A new study from a team of researchers from the University of Southampton has demonstrated that fibres with a hollowed out centre could reduce loss of power.
In the study, which was published in Nature Communications, the team from the university’s Optoelectronics Research Centre (ORC) showed that luminary through air filled fibres offers a possible solution to beat the attenuation limit set by the glass’s scattering, which poses a limitation to the performance of applications that need shorter wavelengths.
The researchers created three different hollow core fibres, with losses comparable or less than that achieved in solid glass fibres around technologically relevant wavelengths of 660, 850, and 1060nm. The team believes that the lower attenuation offers the potential for advances in quantum communications, data transmission, and laser power delivery.
Professor Francesco Poletti from the ORC said: ‘Many alternative glass types and waveguide technologies are investigated since the 1970s to undertake to unravel this problem. Our findings show that hollow core fibres have the potential to outperform the present optical fibres at various wavelengths utilized in optical technology today. Not only do they need lower attenuation, they will also withstand higher laser intensities, like those needed to melt rocks and drill oil wells, also as produce more efficient lasers for manufacturing.’

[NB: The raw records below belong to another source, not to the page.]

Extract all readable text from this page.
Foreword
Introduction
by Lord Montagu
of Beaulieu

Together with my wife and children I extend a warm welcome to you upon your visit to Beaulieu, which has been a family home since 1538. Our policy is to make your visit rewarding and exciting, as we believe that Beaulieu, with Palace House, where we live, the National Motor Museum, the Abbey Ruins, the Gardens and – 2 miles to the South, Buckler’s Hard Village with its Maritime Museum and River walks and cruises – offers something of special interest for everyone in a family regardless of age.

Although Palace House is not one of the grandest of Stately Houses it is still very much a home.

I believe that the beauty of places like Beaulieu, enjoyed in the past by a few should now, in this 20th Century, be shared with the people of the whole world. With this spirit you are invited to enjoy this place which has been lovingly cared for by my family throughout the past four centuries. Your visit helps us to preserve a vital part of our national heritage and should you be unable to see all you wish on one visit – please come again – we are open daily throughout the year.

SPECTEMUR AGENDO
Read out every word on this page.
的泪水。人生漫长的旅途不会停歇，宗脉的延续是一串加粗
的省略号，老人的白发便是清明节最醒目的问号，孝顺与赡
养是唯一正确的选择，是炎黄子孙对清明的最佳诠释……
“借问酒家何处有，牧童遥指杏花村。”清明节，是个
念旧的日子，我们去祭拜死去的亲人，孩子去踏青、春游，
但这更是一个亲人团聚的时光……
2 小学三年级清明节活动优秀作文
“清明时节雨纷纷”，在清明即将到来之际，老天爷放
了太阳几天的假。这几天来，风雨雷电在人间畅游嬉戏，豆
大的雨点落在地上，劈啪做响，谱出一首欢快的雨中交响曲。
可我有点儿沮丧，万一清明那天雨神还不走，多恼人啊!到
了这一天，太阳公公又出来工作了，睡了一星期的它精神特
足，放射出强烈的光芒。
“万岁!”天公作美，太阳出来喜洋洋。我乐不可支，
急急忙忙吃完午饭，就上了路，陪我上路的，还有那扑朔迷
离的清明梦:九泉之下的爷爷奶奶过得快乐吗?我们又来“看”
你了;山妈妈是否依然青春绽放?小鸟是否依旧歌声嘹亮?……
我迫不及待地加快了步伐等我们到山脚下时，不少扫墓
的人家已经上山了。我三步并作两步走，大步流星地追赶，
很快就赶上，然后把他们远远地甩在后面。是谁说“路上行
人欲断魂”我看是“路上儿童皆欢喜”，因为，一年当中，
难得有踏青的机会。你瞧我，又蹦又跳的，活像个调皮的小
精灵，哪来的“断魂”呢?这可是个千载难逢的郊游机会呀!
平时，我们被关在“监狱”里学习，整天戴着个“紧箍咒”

The team that developed this technology under funding from the ERC project Lightpipe is constant its work on improving the optical performance of the fibres, while producing longer lengths at a lower cost. David Payne, director of the Optoelectronics Research Centre, added: ‘The transmission capacity of optical fibres is so large that we never thought we’d reach the purpose where we might use it all up. But within the last five to 10 years, we’ve realised that we’re now on the brink of doing just that and therefore the impact of Covid-19 has accelerated this further. this suggests that not can we tweak conventional fibres to mine more capacity but must resort to the sledgehammer approach of putting in huge numbers of latest fibre cables.’
Concluded Poletti: ‘We are convinced that we'd have finally identified an answer with the potential to enrich , and in many cases, replace all-solid silica fibres that are the mainstay in domestic and commercial applications for half a century.’